La redditività commerciale (ROS) ha raggiunto il 6,5% nel 2021, e le proiezioni indicano una sostanziale tenuta anche per 2022, nonostante le forti tensioni sui prezzi delle materie prime. La struttura finanziaria delle aziende del settore resta solida, con una lieve crescita del tasso di indebitamento. Nel 2021 le esportazioni hanno ripreso a crescere con un tasso superiore al 10%, in forte rimbalzo rispetto al -0,4% del 2020. Le esportazioni continueranno a crescere, ma a tassi molto più contenuti fino al 2023. I comparti delle farine e del caffè saranno interessati nel 2022 da una crescita a due cifre, questo anche per effetto dell’aumento dei costi delle materie prime. Faranno bene anche i comparti dell’olio, dei surgelati e del latte. Il vino crescerà del 4,8%, appena al di sotto della media settoriale. I comparti più dinamici per le esportazioni nel 2022 saranno: distillati, birra, latte e soft drink, ma anche vino e pasta fanno bene nell’export.

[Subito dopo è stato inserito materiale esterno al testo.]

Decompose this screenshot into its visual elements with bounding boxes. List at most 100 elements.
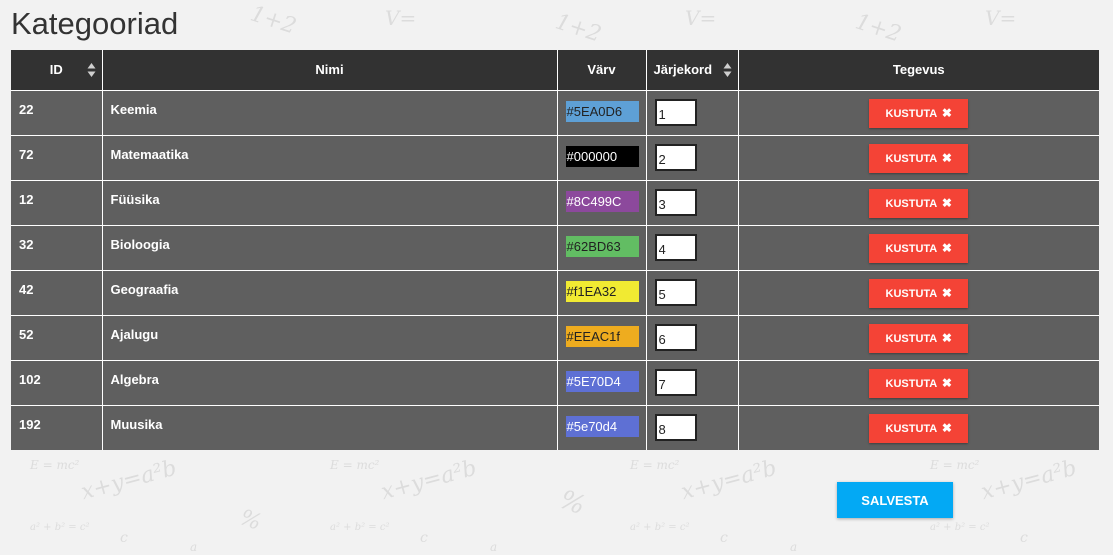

PERFORMANCE DI SOSTENIBILITÀ

L’analisi delle performance di sostenibilità evidenzia che il 98% delle aziende utilizza del tutto o in parte materie prime a ridotto impatto ambientale. Circa l’88% delle aziende usa in via esclusiva o prevalente packaging sostenibili. Circa il 57% ha ottenuto una o più certificazioni inerenti alla sostenibilità ambientale e il 30% circa pubblica un bilancio di sostenibilità, mediamente da almeno tre anni. “Materie prime a ridotto impatto ambientale significa che sono state prodotte secondo criteri quali il km zero o l’agricoltura biologica, con fonti di energia rinnovabile e/o packaging da materie prime riciclate. La tendenza è molto diffusa, anche se utilizzata in modo non esclusivo”, ha precisato Carmine Garzia, Responsabile Scientifico dell’Osservatorio, docente di Management presso l’Università di Scienze Gastronomiche di Pollenzo. “Se dunque il 98% delle aziende utilizza del tutto o in parte materie prime sostenibili, solo un 22% le utilizza in modo prevalente. Rispetto ai dati dello scorso anno, le imprese stanno comunque incrementando in modo significativo gli investimenti in sostenibilità”, ha aggiunto.

SOCIETÀ FAMILIARI

Le società familiari hanno un ruolo preponderante nel settore del food. Il 78% del campione di aziende analizzato è controllato da una o più famiglie. L’86% ha un Consiglio d’Amministrazione interamente composto da membri della famiglia, l’11% è caratterizzato da una composizione del CdA mista, che comprende membri esterni e interni alla famiglia; il 3% ha un CdA composto interamente da membri esterni. Solo l’8% delle imprese analizzate ha un CEO esterno alla famiglia: “Un elemento su cui riflettere – sottolinea Alessandro Santini, Head of Corporate & Investment Banking per Ceresio Investors – se si considera che circa il 65% delle aziende è attualmente gestito dalla prima generazione di imprenditori, il 30% dalla seconda e poco più del 4,5% riesce a giungere alla terza e quarta generazione. In molti casi insomma non si considerano i benefici di un modello gestionale aperto, che preveda l’affiancamento di manager esterni a membri familiari, e questo è spesso una delle cause di forte freno allo sviluppo. In taluni casi può minare la continuità familiare dell’azienda”. In generale, comunque, le aziende familiari che riescono a mantenere una guida solida e stabile hanno performance di redditività e produttività superiori a quelle con un CEO non familiare. “I dati dimostrano che la scelta vincente è un management team con membri della famiglia affiancati da manager professionisti, cosa che consentirebbe alle aziende di ottenere migliori performance di redditività (ROS) e soprattutto di costruire un profilo di sostenibilità più solido”, conclude Gabriele Corte, direttore generale di Banca del Ceresio.